Psychologie
Après une fausse couche au premier trimestre de grossesse, une femme sur six serait victime de stress post-traumatique à long terme, selon une étude anglaise qui explore les conséquences de ces événements traumatiques

Encore taboue, souvent minimisée par la société, la perte d’un bébé, même à un stade précoce de la grossesse, peut engendrer chez de nombreux parents une souffrance d’une profonde intensité. Difficulté à se remettre de la mort d’un petit être qui n’a pas existé aux yeux des autres, remarques blessantes de l’entourage, sentiment de culpabilité, annonce communiquée de manière parfois brutale… Ces différents aspects peuvent faire du deuil périnatal une épreuve particulièrement difficile à surmonter.

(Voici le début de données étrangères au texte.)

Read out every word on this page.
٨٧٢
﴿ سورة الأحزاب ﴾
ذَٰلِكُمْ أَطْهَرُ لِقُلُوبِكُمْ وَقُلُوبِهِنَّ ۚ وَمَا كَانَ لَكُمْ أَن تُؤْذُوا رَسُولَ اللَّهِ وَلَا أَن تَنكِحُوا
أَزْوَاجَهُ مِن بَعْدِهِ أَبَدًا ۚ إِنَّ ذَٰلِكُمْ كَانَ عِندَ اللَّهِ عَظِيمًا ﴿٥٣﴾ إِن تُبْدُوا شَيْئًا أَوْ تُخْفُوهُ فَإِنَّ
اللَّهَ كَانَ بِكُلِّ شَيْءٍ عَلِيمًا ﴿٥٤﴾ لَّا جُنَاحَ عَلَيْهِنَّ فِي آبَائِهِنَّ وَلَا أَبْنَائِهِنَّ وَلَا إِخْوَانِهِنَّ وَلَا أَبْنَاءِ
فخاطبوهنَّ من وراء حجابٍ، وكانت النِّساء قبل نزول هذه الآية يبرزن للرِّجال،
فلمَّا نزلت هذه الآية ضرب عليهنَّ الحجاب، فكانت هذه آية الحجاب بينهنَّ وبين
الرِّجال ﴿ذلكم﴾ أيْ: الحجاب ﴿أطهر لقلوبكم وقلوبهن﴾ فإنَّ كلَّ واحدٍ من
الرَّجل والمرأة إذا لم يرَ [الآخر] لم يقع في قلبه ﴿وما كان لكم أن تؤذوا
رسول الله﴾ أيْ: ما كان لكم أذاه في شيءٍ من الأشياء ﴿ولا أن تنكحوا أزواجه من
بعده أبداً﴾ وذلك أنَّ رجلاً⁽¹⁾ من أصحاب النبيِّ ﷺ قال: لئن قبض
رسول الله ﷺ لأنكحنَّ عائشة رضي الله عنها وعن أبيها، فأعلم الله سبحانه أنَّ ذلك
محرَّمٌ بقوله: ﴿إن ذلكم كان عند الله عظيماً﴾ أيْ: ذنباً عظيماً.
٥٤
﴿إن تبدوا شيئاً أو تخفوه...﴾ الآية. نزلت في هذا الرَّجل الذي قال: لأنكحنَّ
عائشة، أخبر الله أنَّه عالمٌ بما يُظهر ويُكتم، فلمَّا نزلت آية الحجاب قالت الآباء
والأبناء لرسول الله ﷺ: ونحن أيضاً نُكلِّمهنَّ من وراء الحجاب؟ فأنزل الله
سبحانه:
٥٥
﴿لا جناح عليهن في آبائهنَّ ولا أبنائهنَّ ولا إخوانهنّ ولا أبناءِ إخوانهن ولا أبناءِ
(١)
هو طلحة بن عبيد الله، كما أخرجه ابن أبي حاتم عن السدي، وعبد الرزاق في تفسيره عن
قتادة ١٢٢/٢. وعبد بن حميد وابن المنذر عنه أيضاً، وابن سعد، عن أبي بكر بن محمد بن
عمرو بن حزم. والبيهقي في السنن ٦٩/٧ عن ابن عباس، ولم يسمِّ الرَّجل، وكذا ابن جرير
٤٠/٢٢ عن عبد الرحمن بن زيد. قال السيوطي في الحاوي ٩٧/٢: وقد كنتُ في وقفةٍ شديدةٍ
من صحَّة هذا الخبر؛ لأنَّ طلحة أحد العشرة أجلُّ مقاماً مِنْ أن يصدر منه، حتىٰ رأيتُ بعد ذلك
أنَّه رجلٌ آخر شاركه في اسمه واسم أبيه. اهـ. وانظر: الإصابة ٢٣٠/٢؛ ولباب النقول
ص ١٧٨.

Selon les résultats d’une étude prospective réalisée sur 650 femmes par l’Imperial College de Londres et publiée le 14 janvier dans l’American Journal of Obstetrics and Gynecology, près d’une personne sur trois ayant vécu une fausse couche avant douze semaines de grossesse, ou ayant subi une grossesse extra-utérine (lorsque l’embryon s’implante en dehors de l’utérus), expérimenterait un état de stress post-traumatique pouvant perdurer, pour une femme sur six, jusqu’à neuf mois.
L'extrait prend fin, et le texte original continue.